Selo: Bella Union / PIAS

Nota: 8,5 numa escala de 10

Uma intimidade que se faz sagrada nas baladas ‘Smoochie’ e, especialmente, ‘Ballad of a Dying Man’ e ‘Leaving L.A.’, um conto dylaniano de mais de 13 minutos sobre a busca de identidade. O perfil do cidadão norte-americano com o qual as pesquisas não contaram na vitória republicana fica ainda mais delineado em ‘The Memo’, no qual enfrenta a atmosfera country com os avanços eletrônicos, exemplo de um mundo de contradições imperantes, em que sobressai sua ironia fina por encontrar sua própria voz como um artista com quase os dois pés nos clássicos, mas sem fomentar nenhum revival.

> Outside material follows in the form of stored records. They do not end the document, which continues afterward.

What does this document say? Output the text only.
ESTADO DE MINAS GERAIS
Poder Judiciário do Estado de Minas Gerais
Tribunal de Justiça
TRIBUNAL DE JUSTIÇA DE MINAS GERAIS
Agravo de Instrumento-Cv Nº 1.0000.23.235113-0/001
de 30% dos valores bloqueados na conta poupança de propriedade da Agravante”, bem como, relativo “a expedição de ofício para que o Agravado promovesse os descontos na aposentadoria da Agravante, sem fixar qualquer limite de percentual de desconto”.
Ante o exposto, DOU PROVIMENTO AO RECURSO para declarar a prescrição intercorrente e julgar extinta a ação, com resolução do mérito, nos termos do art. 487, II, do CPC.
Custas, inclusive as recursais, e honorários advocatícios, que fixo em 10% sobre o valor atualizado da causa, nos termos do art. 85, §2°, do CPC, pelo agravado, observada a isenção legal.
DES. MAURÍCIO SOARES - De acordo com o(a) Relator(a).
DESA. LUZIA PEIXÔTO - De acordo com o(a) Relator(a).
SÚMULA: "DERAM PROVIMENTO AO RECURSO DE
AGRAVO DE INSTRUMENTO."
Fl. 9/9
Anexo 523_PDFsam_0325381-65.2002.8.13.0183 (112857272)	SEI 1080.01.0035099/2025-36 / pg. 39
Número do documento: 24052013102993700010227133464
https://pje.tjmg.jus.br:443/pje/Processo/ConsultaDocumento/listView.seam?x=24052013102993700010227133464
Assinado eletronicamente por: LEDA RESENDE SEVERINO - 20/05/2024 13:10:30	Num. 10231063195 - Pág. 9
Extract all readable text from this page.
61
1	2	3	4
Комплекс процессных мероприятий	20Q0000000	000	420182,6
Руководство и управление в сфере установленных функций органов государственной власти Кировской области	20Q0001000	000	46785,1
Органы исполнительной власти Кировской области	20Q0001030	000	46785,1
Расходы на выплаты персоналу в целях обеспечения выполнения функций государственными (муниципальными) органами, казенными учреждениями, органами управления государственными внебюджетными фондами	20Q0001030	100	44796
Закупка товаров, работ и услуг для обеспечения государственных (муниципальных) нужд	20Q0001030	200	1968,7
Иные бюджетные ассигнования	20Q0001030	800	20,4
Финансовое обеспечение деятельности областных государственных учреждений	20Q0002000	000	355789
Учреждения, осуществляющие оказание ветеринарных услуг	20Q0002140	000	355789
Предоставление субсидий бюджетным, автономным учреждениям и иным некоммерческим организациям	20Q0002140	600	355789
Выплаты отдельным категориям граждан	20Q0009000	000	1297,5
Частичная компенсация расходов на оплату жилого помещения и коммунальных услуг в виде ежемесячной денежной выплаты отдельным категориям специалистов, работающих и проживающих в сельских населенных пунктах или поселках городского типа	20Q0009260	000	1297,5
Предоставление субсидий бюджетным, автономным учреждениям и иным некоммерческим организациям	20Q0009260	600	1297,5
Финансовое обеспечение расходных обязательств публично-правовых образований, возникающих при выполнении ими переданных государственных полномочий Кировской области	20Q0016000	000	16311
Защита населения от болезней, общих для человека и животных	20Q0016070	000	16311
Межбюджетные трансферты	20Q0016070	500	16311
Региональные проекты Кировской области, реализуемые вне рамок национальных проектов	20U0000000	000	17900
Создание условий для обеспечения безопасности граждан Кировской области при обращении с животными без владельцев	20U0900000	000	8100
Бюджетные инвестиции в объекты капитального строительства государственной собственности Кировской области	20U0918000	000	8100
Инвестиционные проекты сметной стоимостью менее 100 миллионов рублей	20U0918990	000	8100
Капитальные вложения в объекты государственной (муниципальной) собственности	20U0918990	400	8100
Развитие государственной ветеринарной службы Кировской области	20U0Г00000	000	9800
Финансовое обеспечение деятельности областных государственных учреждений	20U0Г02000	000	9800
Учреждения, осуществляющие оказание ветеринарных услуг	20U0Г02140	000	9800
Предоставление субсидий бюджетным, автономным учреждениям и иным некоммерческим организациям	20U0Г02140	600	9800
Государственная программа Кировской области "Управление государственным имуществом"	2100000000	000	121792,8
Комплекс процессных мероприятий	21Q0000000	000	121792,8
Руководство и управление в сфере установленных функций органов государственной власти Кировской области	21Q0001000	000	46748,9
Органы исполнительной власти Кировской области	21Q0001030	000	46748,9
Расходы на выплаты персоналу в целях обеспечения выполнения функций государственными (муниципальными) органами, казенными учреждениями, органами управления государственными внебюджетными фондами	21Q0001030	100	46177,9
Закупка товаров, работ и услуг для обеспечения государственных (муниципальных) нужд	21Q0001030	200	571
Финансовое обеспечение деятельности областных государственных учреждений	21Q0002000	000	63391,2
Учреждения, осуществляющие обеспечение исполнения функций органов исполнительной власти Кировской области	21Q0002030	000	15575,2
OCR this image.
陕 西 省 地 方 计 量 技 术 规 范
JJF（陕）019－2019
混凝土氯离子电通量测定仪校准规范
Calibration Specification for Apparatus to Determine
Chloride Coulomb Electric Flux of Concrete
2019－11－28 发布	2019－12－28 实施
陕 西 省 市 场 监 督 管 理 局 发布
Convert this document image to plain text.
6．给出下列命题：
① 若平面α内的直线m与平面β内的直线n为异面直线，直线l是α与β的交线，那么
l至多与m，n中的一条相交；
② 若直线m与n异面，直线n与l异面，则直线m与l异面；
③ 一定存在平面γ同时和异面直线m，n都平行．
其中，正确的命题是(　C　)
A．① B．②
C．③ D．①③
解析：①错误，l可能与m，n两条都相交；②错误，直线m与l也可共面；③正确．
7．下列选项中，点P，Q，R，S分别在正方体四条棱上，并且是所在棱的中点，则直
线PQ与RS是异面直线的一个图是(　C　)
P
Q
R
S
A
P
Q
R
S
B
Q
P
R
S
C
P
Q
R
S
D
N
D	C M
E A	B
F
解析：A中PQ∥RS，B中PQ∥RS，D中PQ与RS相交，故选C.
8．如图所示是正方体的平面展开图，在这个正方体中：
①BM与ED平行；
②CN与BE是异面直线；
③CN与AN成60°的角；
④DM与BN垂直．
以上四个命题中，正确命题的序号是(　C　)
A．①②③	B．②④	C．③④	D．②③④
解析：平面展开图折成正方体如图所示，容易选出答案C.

A viagem se encerra sem perder a ambição, com as melancólicas ‘So I’m Growing Old on Magic Mountain’ e ‘In Twenty Years or So’, que tem esse lampejo à la Talking Heads quando diz que o piano toca ‘This Must Be the Place’, deixando espaço ao milagre, mas em um ambiente lúgubre, como em ruínas.

América, ano zero. Pure Comedy é o primeiro grande disco da era Trump, este tempo jocoso em que nos coube viver, esta pura comédia grotesca. Maldita a graça que tudo tem. Bendito Father John Misty.